Commençons par regarder la scène. Cela se passe au Temple. Le Temple, ce n’est pas un bâtiment genre cathédrale ou basilique, c’est un espace d’environ 400 m. de long sur 300 m. de large, comprenant plusieurs esplanades ou parvis, des sanctuaires, notamment celui qui abrite l’Arche d’Alliance, symbole de la présence de Dieu au milieu de son peuple, et un autel surélevé, en plein air, sur lequel on offrait les sacrifices. C’est pourquoi il y a sur place des marchands qui vendent des bœufs, des moutons et des colombes destinés aux sacrifices, ainsi que des changeurs pour changer en monnaie locale l’argent des juifs venant de différents pays du bassin méditerranéen. Autrefois tout ce commerce avait lieu dans la vallée du Cédron voisine du Temple ou sur les pentes du Mont des Oliviers, mais petit à petit il avait envahi les parvis à l’intérieur même du Temple. Jésus, indigné de voir le Temple, la maison de son Père transformée en maison de commerce, se met en colère, renverse les tables des changeurs et chasse les marchands à coups de fouet. Comment peut-il agir ainsi lui qui nous enseigne : Quiconque se met en colère contre son frère en répondra au tribunal ? (Mt.5,22)
St Paul a une expression surprenante : Mettez-vous en colère, dit-il, mais ne péchez pas !

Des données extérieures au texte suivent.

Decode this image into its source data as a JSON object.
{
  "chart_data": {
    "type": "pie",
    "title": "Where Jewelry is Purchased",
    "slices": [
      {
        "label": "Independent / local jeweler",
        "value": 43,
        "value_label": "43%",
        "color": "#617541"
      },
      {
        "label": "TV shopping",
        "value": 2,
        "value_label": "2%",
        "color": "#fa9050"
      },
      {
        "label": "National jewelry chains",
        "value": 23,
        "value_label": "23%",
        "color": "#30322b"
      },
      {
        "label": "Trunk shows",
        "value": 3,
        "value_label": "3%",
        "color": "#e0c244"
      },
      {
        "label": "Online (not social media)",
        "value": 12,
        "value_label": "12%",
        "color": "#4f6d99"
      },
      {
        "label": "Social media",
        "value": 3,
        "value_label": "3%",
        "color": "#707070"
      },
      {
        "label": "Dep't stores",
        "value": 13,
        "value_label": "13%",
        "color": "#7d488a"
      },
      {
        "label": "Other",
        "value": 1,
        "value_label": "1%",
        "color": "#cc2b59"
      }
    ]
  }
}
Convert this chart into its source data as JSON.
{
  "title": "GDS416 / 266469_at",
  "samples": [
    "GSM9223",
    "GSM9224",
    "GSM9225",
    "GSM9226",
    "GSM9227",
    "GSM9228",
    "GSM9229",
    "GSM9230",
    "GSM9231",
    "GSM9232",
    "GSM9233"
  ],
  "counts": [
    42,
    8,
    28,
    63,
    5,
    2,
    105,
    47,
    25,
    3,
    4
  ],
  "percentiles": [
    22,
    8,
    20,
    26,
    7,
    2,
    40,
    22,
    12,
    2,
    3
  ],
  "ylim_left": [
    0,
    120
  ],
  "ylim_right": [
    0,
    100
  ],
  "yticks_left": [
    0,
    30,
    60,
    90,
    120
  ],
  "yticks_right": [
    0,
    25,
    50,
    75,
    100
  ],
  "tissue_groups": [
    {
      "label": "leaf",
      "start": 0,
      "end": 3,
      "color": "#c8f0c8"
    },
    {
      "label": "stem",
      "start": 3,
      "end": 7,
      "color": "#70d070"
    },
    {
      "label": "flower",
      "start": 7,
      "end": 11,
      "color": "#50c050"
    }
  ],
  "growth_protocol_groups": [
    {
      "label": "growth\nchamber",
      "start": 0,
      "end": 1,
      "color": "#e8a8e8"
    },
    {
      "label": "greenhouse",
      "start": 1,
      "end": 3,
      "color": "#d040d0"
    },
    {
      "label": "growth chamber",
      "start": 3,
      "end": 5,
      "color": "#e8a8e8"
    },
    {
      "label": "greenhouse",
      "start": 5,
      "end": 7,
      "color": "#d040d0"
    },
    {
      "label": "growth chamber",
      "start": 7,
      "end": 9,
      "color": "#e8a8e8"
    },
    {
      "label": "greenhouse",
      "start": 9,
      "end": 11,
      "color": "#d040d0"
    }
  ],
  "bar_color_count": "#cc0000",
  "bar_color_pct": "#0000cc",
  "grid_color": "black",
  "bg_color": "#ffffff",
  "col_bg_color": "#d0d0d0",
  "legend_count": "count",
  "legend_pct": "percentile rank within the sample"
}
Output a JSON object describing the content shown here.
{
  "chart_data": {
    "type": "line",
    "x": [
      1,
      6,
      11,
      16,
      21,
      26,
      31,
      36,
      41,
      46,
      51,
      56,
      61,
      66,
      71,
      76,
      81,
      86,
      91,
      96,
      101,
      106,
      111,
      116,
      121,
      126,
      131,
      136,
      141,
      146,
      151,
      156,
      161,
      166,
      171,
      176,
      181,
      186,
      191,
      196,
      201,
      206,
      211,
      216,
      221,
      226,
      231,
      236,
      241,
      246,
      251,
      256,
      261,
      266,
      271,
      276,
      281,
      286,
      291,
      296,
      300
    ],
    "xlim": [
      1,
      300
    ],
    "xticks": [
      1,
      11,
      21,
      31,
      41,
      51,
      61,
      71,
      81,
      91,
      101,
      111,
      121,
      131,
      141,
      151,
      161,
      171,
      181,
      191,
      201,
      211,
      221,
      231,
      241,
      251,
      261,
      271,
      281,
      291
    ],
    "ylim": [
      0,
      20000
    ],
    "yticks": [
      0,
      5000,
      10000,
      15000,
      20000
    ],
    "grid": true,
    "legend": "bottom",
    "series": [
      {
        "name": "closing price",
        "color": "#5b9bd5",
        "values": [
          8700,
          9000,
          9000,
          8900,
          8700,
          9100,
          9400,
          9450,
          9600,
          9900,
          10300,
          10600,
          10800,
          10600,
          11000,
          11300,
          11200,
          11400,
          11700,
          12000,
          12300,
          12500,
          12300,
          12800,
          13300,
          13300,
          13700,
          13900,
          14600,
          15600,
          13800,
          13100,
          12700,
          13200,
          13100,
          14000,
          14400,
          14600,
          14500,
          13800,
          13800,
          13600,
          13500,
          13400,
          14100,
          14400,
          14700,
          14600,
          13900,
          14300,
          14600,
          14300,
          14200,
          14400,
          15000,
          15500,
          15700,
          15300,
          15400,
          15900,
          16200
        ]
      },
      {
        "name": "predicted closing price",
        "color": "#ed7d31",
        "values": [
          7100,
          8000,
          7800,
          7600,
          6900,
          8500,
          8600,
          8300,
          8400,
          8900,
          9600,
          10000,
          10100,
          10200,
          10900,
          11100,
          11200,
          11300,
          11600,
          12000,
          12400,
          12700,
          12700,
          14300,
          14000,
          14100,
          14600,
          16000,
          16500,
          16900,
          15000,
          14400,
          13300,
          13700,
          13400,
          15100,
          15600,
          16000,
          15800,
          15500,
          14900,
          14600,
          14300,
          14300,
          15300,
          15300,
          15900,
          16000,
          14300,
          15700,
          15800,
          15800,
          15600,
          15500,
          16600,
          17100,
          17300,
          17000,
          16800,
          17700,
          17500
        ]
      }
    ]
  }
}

(Ephes.4,26) Y aurait-il des colères qui ne seraient pas des péchés ? C’est vrai qu’on parle parfois de saintes colères . Que faut-il pour que la colère ne soit pas un péché ? Trois conditions sont requises. 1°) Il faut qu’elle ait une juste cause, par exemple réagir contre une injustice. Non seulement ce n’est pas un péché de se mettre en colère pour rétablir la justice, mais c’est un devoir. St Jean Chrysostome va même jusqu’à écrire : celui qui ne se met pas en colère quand il y a une juste cause de le faire, commet un péché ! 2°)D’autre part, il faut que le mouvement de colère ne soit pas disproportionné. Il arrive malheureusement qu’une dispute banale se termine par un meurtre, parce qu’un des protagonistes se laisse entraîner trop loin.! 3°) Il faut aussi garder une intention droite dans sa colère, c’est-à-dire viser à ramener le bien et la justice et non pas se laisser emmener par un esprit de méchanceté ou de haine, de vengeance ou de rancune. Une maman qui se met en colère contre son enfant qui fait des bêtises n’a pas de haine contre lui. C’est au contraire parce qu’elle l’aime qu’elle se fâche contre lui.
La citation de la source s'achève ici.